Spaces still left for the Thetford meet, Friday 29th June 2012.

CK


----------



## G1BB0 (Dec 22, 2011)

maybe if the meet organisors and the mods agreed then yes, larger meets should be stickied with the spaces available on the 1st post


----------



## Andy (Dec 22, 2011)

A PM to the organiser would provide the answer required.


----------



## chris661 (Dec 22, 2011)

Andy said:



			A PM to the organiser would provide the answer required.
		
Click to expand...

I think the problem is that the bigger meets drop off the top of the list and kinda get forgotten about?


----------



## Captainron (Dec 23, 2011)

chris661 said:



			I think the problem is that the bigger meets drop off the top of the list and kinda get forgotten about?
		
Click to expand...

Why not have a Meets forum page all of it's own?


----------



## Smiffy (Dec 23, 2011)

Captainron said:



			Why not have a Meets forum page all of it's own?
		
Click to expand...

  What, like a seperate "For Sale" forum page for non golfing equpment????


----------



## Captainron (Dec 23, 2011)

Smiffy said:



			What, like a seperate "For Sale" forum page for non golfing equpment???? 











Click to expand...

That's it!

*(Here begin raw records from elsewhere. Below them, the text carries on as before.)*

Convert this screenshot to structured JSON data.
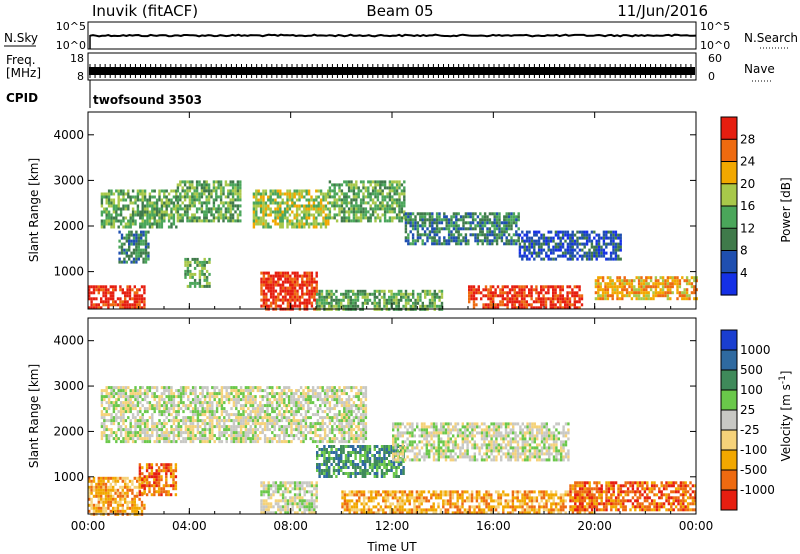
{
  "header": {
    "title": "Inuvik (fitACF)",
    "beam": "Beam 05",
    "date": "11/Jun/2016"
  },
  "summary": {
    "nsky_label": "N.Sky",
    "nsearch_label": "N.Search",
    "freq_label": "Freq.",
    "freq_unit": "[MHz]",
    "nave_label": "Nave",
    "cpid_label": "CPID",
    "cpid_value": "twofsound 3503",
    "noise_ticks_left": [
      "10^5",
      "10^0"
    ],
    "noise_ticks_right": [
      "10^5",
      "10^0"
    ],
    "freq_ticks": [
      "18",
      "8"
    ],
    "nave_ticks": [
      "60",
      "0"
    ]
  },
  "chart_data": [
    {
      "type": "heatmap",
      "name": "power",
      "ylabel": "Slant Range [km]",
      "xlabel": "",
      "y_ticks": [
        1000,
        2000,
        3000,
        4000
      ],
      "ylim": [
        180,
        4500
      ],
      "x_ticks": [
        "00:00",
        "04:00",
        "08:00",
        "12:00",
        "16:00",
        "20:00",
        "00:00"
      ],
      "xlim_hours": [
        0,
        24
      ],
      "colorbar": {
        "label": "Power [dB]",
        "ticks": [
          "4",
          "8",
          "12",
          "16",
          "20",
          "24",
          "28"
        ],
        "colors": [
          "#1530e6",
          "#1f4fb0",
          "#3f7a4a",
          "#4aa65a",
          "#a8c84a",
          "#f2a800",
          "#ee6a10",
          "#e61e10"
        ]
      },
      "regions": [
        {
          "t0": 0.0,
          "t1": 2.2,
          "r0": 200,
          "r1": 700,
          "level": 7
        },
        {
          "t0": 0.5,
          "t1": 3.5,
          "r0": 2000,
          "r1": 2800,
          "level": 3
        },
        {
          "t0": 1.2,
          "t1": 2.4,
          "r0": 1200,
          "r1": 1900,
          "level": 2
        },
        {
          "t0": 3.8,
          "t1": 4.8,
          "r0": 700,
          "r1": 1300,
          "level": 3
        },
        {
          "t0": 3.5,
          "t1": 6.0,
          "r0": 2100,
          "r1": 3000,
          "level": 3
        },
        {
          "t0": 6.8,
          "t1": 9.0,
          "r0": 200,
          "r1": 1000,
          "level": 7
        },
        {
          "t0": 6.5,
          "t1": 9.5,
          "r0": 2000,
          "r1": 2800,
          "level": 4
        },
        {
          "t0": 9.0,
          "t1": 14.0,
          "r0": 200,
          "r1": 600,
          "level": 3
        },
        {
          "t0": 9.5,
          "t1": 12.5,
          "r0": 2100,
          "r1": 3000,
          "level": 3
        },
        {
          "t0": 12.5,
          "t1": 17.0,
          "r0": 1600,
          "r1": 2300,
          "level": 2
        },
        {
          "t0": 15.0,
          "t1": 19.5,
          "r0": 200,
          "r1": 700,
          "level": 7
        },
        {
          "t0": 17.0,
          "t1": 21.0,
          "r0": 1300,
          "r1": 1900,
          "level": 1
        },
        {
          "t0": 20.0,
          "t1": 24.0,
          "r0": 400,
          "r1": 900,
          "level": 5
        }
      ]
    },
    {
      "type": "heatmap",
      "name": "velocity",
      "ylabel": "Slant Range [km]",
      "xlabel": "Time UT",
      "y_ticks": [
        1000,
        2000,
        3000,
        4000
      ],
      "ylim": [
        180,
        4500
      ],
      "x_ticks": [
        "00:00",
        "04:00",
        "08:00",
        "12:00",
        "16:00",
        "20:00",
        "00:00"
      ],
      "xlim_hours": [
        0,
        24
      ],
      "colorbar": {
        "label": "Velocity [m s",
        "label_sup": "-1",
        "label_end": "]",
        "ticks": [
          "-1000",
          "-500",
          "-100",
          "-25",
          "25",
          "100",
          "500",
          "1000"
        ],
        "colors": [
          "#e61e10",
          "#ee6a10",
          "#f2a800",
          "#f5d27a",
          "#c8c8c4",
          "#6ac84a",
          "#3f8a5a",
          "#2f6aa0",
          "#1a3ed0"
        ]
      },
      "regions": [
        {
          "t0": 0.0,
          "t1": 2.2,
          "r0": 200,
          "r1": 1000,
          "level": 2
        },
        {
          "t0": 0.5,
          "t1": 11.0,
          "r0": 1800,
          "r1": 3000,
          "level": 4
        },
        {
          "t0": 2.0,
          "t1": 3.5,
          "r0": 600,
          "r1": 1300,
          "level": 1
        },
        {
          "t0": 6.8,
          "t1": 9.0,
          "r0": 200,
          "r1": 900,
          "level": 4
        },
        {
          "t0": 9.0,
          "t1": 12.5,
          "r0": 1000,
          "r1": 1700,
          "level": 6
        },
        {
          "t0": 12.0,
          "t1": 19.0,
          "r0": 1400,
          "r1": 2200,
          "level": 4
        },
        {
          "t0": 10.0,
          "t1": 20.0,
          "r0": 200,
          "r1": 700,
          "level": 2
        },
        {
          "t0": 19.0,
          "t1": 24.0,
          "r0": 300,
          "r1": 900,
          "level": 1
        }
      ]
    }
  ]
}
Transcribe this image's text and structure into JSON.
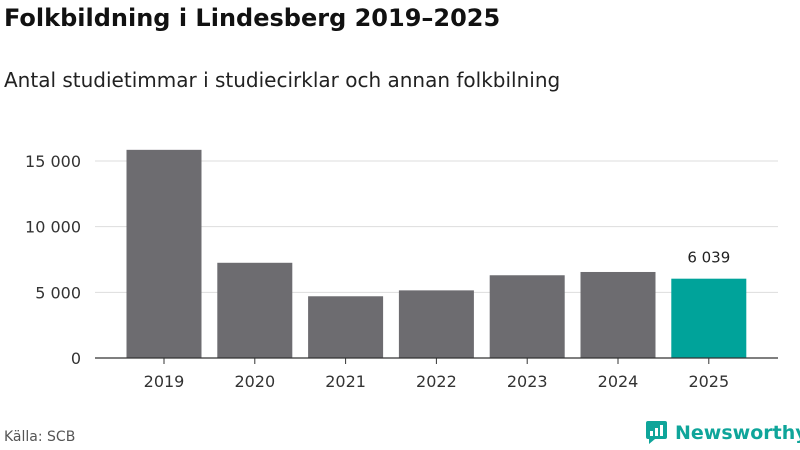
{
  "title": "Folkbildning i Lindesberg 2019–2025",
  "subtitle": "Antal studietimmar i studiecirklar och annan folkbilning",
  "source": "Källa: SCB",
  "brand": {
    "name": "Newsworthy",
    "icon": "newsworthy-logo-icon",
    "color": "#0fa59a"
  },
  "colors": {
    "bar": "#6d6c70",
    "highlight": "#00a39a",
    "grid": "#dddddd",
    "axis": "#333333"
  },
  "chart_data": {
    "type": "bar",
    "title": "Folkbildning i Lindesberg 2019–2025",
    "subtitle": "Antal studietimmar i studiecirklar och annan folkbilning",
    "xlabel": "",
    "ylabel": "",
    "categories": [
      "2019",
      "2020",
      "2021",
      "2022",
      "2023",
      "2024",
      "2025"
    ],
    "values": [
      15850,
      7250,
      4700,
      5150,
      6300,
      6550,
      6039
    ],
    "highlight_index": 6,
    "data_labels": [
      {
        "category": "2025",
        "text": "6 039"
      }
    ],
    "ylim": [
      0,
      16000
    ],
    "yticks": [
      0,
      5000,
      10000,
      15000
    ],
    "ytick_labels": [
      "0",
      "5 000",
      "10 000",
      "15 000"
    ],
    "grid": true,
    "legend": "none"
  }
}
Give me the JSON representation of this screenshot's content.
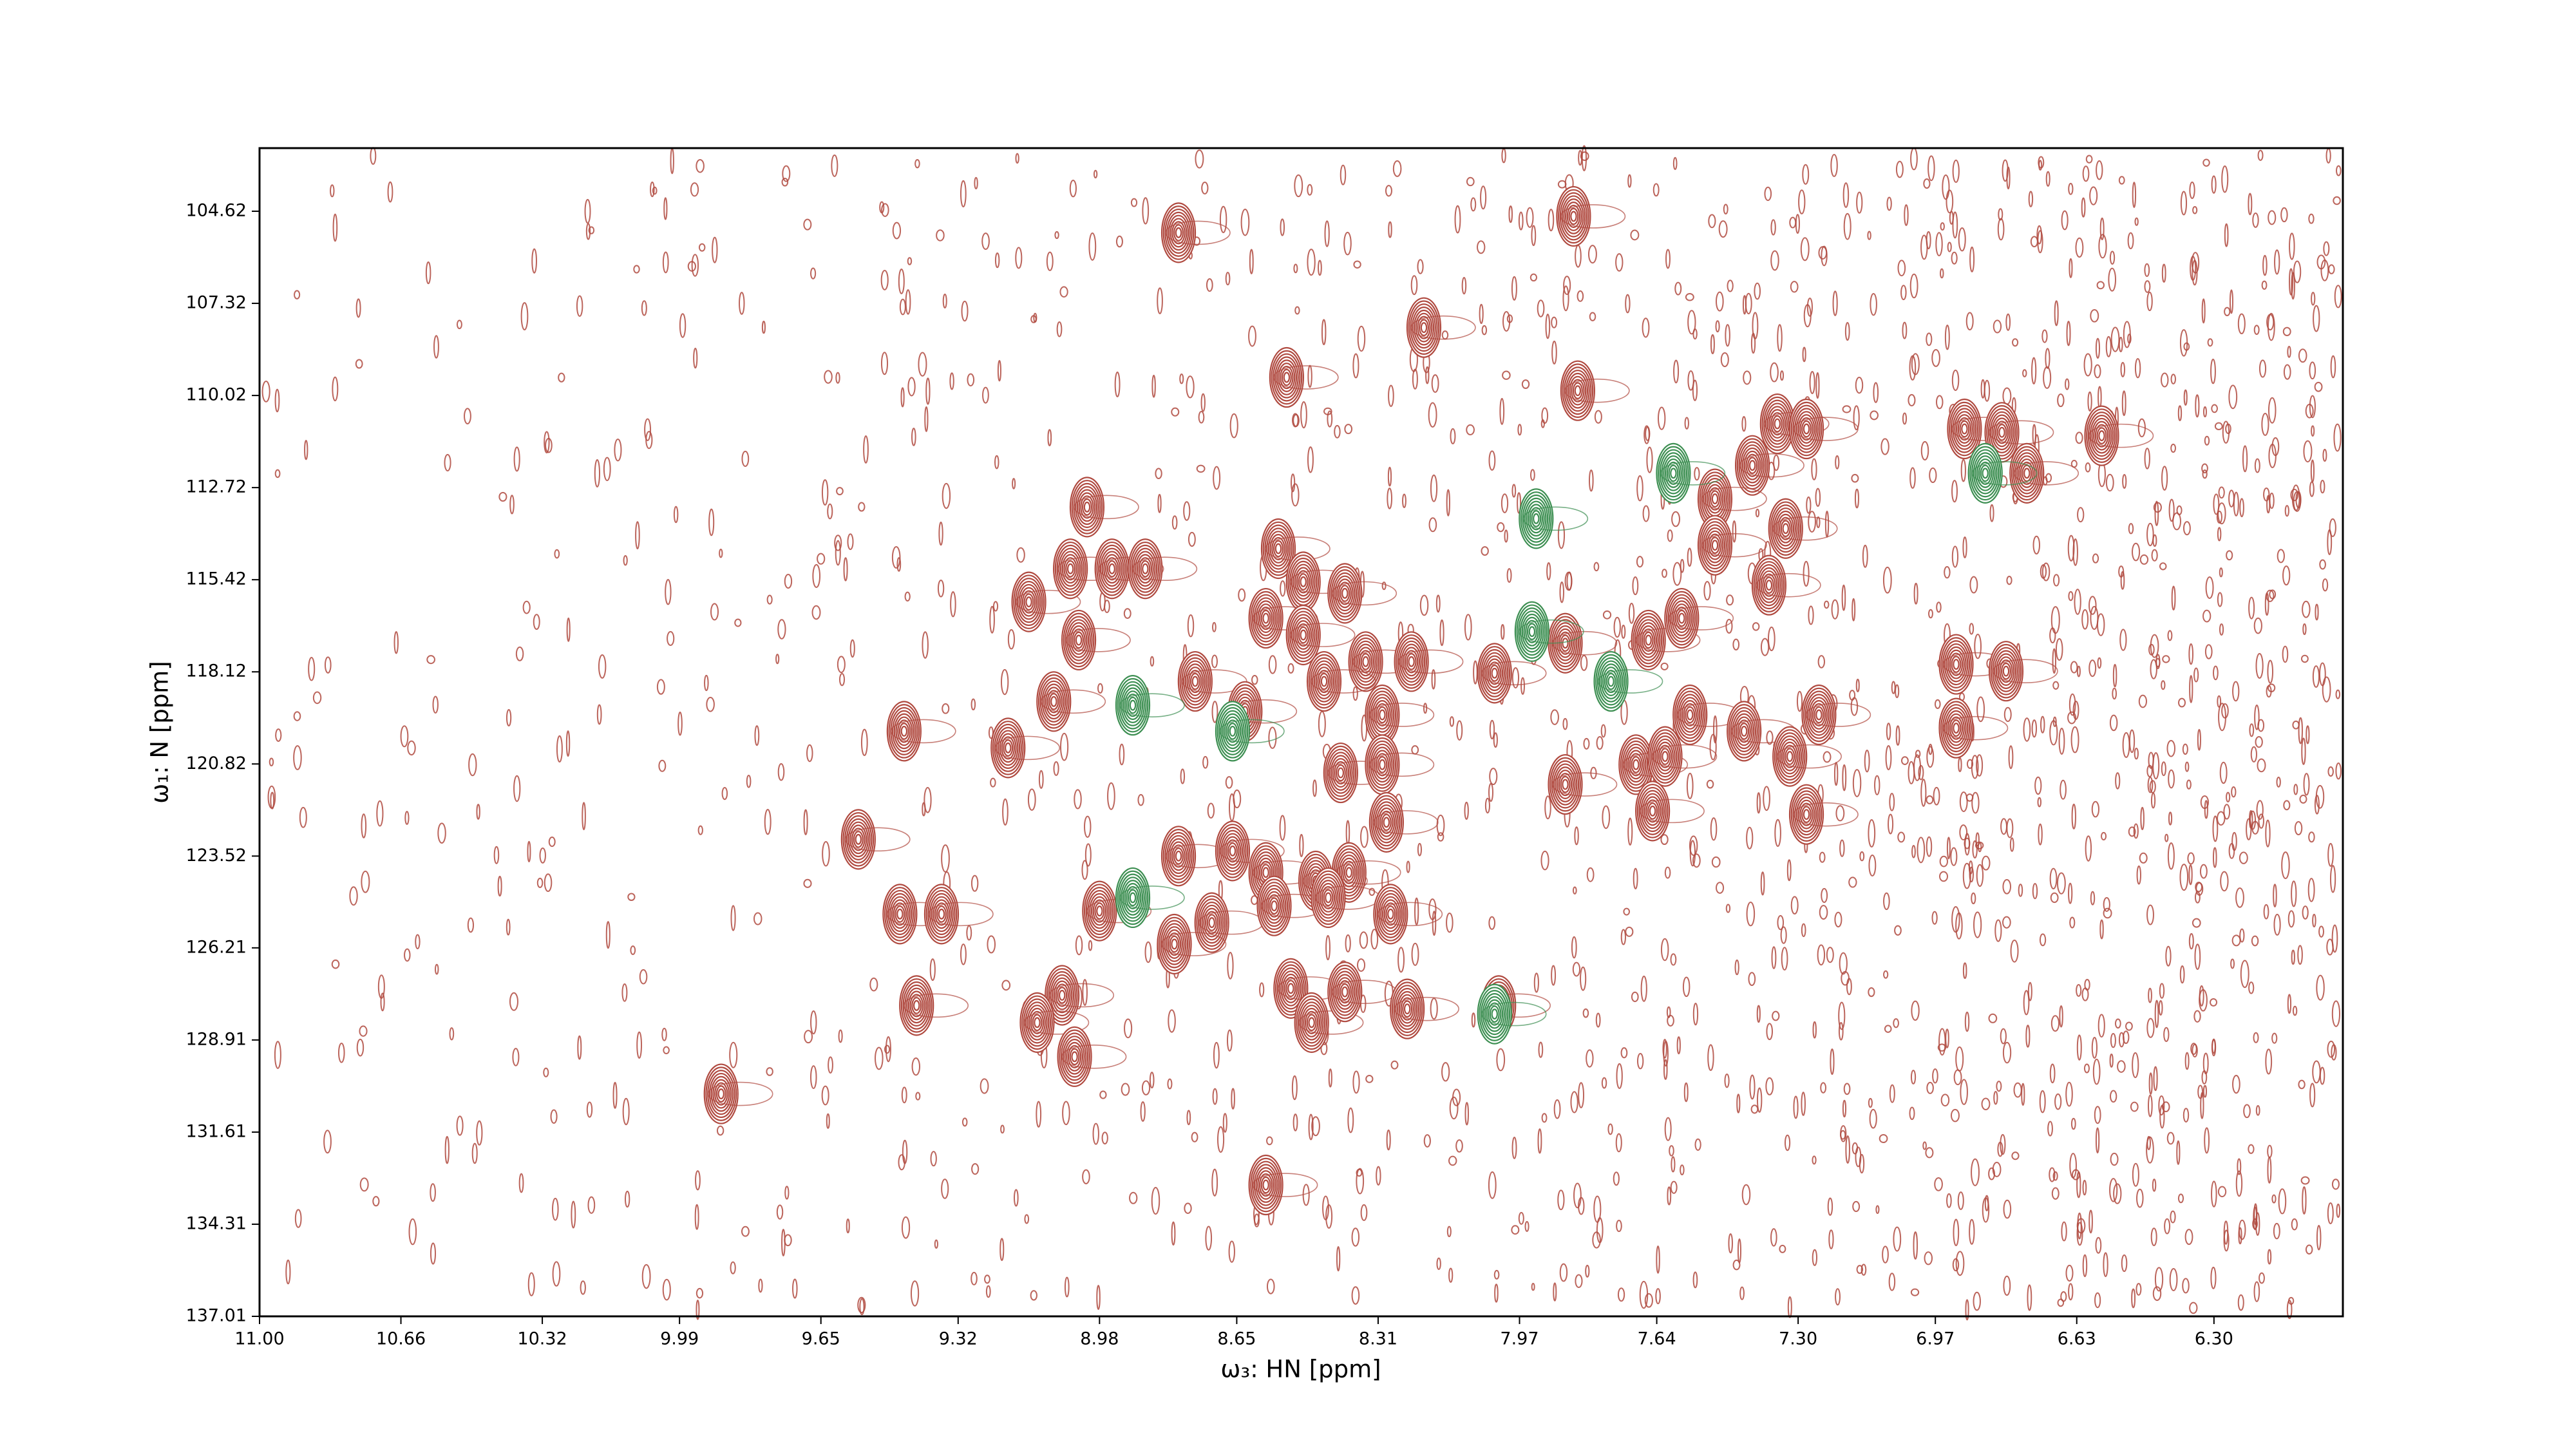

Then members can see what the crack is and make themselves available. We post so much stuff that things get lost after a few days. MikeH and the team should also have their own 'From the Don' page for things like fitting days, polls and the like.


----------



## chris661 (Dec 23, 2011)

Then you start to dilute the forum with needless sub forums that get visited rarely and look as if they are not getting used.


----------



## Smiffy (Dec 23, 2011)

chris661 said:



			Then you start to dilute the forum with needless sub forums that get visited rarely and look as if they are not getting used.
		
Click to expand...

  Isn't that exactly why the OP was asking for a seperate forum...so that meets didn't drop off the 1st page straight away?


----------



## USER1999 (Dec 23, 2011)

I'm with chris on this one. Too many sub sections is a mess.


----------



## Smiffy (Dec 23, 2011)

murphthemog said:



			I'm with chris on this one. Too many sub sections is a mess.
		
Click to expand...

  Well I still reckon a For Sale section for non golfing stuff is a great idea.


----------



## Twire (Dec 23, 2011)

Could the calendar be used for this? If the meet organisers put the event on the caledar, then update 
with places left.


----------



## teetime72 (Dec 23, 2011)

Smiffy said:



			Well I still reckon a For Sale section for non golfing stuff is a great idea.
		
Click to expand...


    cars???


----------